It’s the End of the World as They Know It: Burden of Being a Climate Scientist - throwaway5752
https://www.motherjones.com/environment/2019/07/weight-of-the-world-climate-change-scientist-grief/
======
throwaway5752
_Put another way, climate scientists often resemble Sarah Connor of the
Terminator franchise, who knows of a looming catastrophe but must struggle to
function in a world that does not comprehend what is coming and, worse,
largely ignores the warnings of those who do. "An accurate representation” of
the Connor comparison, one scientist darkly notes, “would have more crying and
wine."_

and

 _They know this deep truth: They are on the front lines of contending with
the fear, anger, and perhaps even panic the rest of us will have to deal
with._

and

 _Katharine Wilkinson points out, "Right now, we prioritize technical training
in science and policy.
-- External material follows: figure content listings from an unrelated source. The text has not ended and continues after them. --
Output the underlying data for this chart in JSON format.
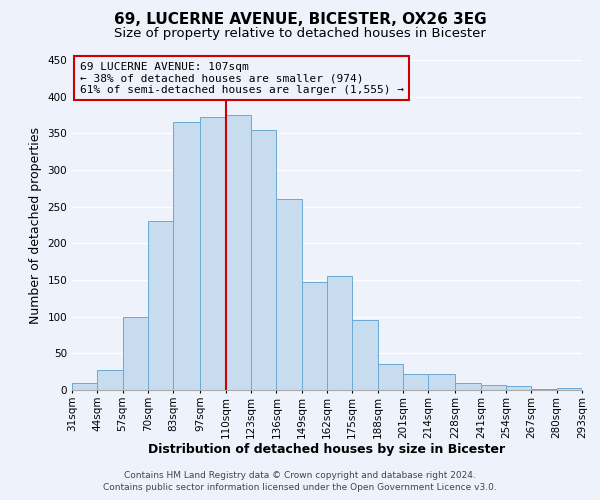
{
  "title": "69, LUCERNE AVENUE, BICESTER, OX26 3EG",
  "subtitle": "Size of property relative to detached houses in Bicester",
  "xlabel": "Distribution of detached houses by size in Bicester",
  "ylabel": "Number of detached properties",
  "bin_labels": [
    "31sqm",
    "44sqm",
    "57sqm",
    "70sqm",
    "83sqm",
    "97sqm",
    "110sqm",
    "123sqm",
    "136sqm",
    "149sqm",
    "162sqm",
    "175sqm",
    "188sqm",
    "201sqm",
    "214sqm",
    "228sqm",
    "241sqm",
    "254sqm",
    "267sqm",
    "280sqm",
    "293sqm"
  ],
  "bin_edges": [
    31,
    44,
    57,
    70,
    83,
    97,
    110,
    123,
    136,
    149,
    162,
    175,
    188,
    201,
    214,
    228,
    241,
    254,
    267,
    280,
    293
  ],
  "bar_heights": [
    10,
    27,
    100,
    230,
    365,
    372,
    375,
    355,
    260,
    147,
    155,
    95,
    35,
    22,
    22,
    10,
    7,
    5,
    2,
    3
  ],
  "bar_color": "#c8dcf0",
  "bar_edge_color": "#6aaad4",
  "vline_x": 110,
  "vline_color": "#cc0000",
  "ylim": [
    0,
    450
  ],
  "yticks": [
    0,
    50,
    100,
    150,
    200,
    250,
    300,
    350,
    400,
    450
  ],
  "annotation_title": "69 LUCERNE AVENUE: 107sqm",
  "annotation_line1": "← 38% of detached houses are smaller (974)",
  "annotation_line2": "61% of semi-detached houses are larger (1,555) →",
  "annotation_box_color": "#cc0000",
  "footer_line1": "Contains HM Land Registry data © Crown copyright and database right 2024.",
  "footer_line2": "Contains public sector information licensed under the Open Government Licence v3.0.",
  "background_color": "#eef3fb",
  "grid_color": "#ffffff",
  "title_fontsize": 11,
  "subtitle_fontsize": 9.5,
  "axis_label_fontsize": 9,
  "tick_fontsize": 7.5,
  "annotation_fontsize": 8,
  "footer_fontsize": 6.5
}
But the tools of the trade will become increasingly
emotional and psychological." At a recent panel discussion, she recalls, she
blurted out, "I have no child and I have one dog, and thank god he’ll be dead
in 10 years." Afterward, people asked Wilkinson if she truly believed that.
"The truth is, I do," she says. "And it’s only going to get more intense—the
emotional nature of this work—as climate change happens and the necessary
actions become more urgent."_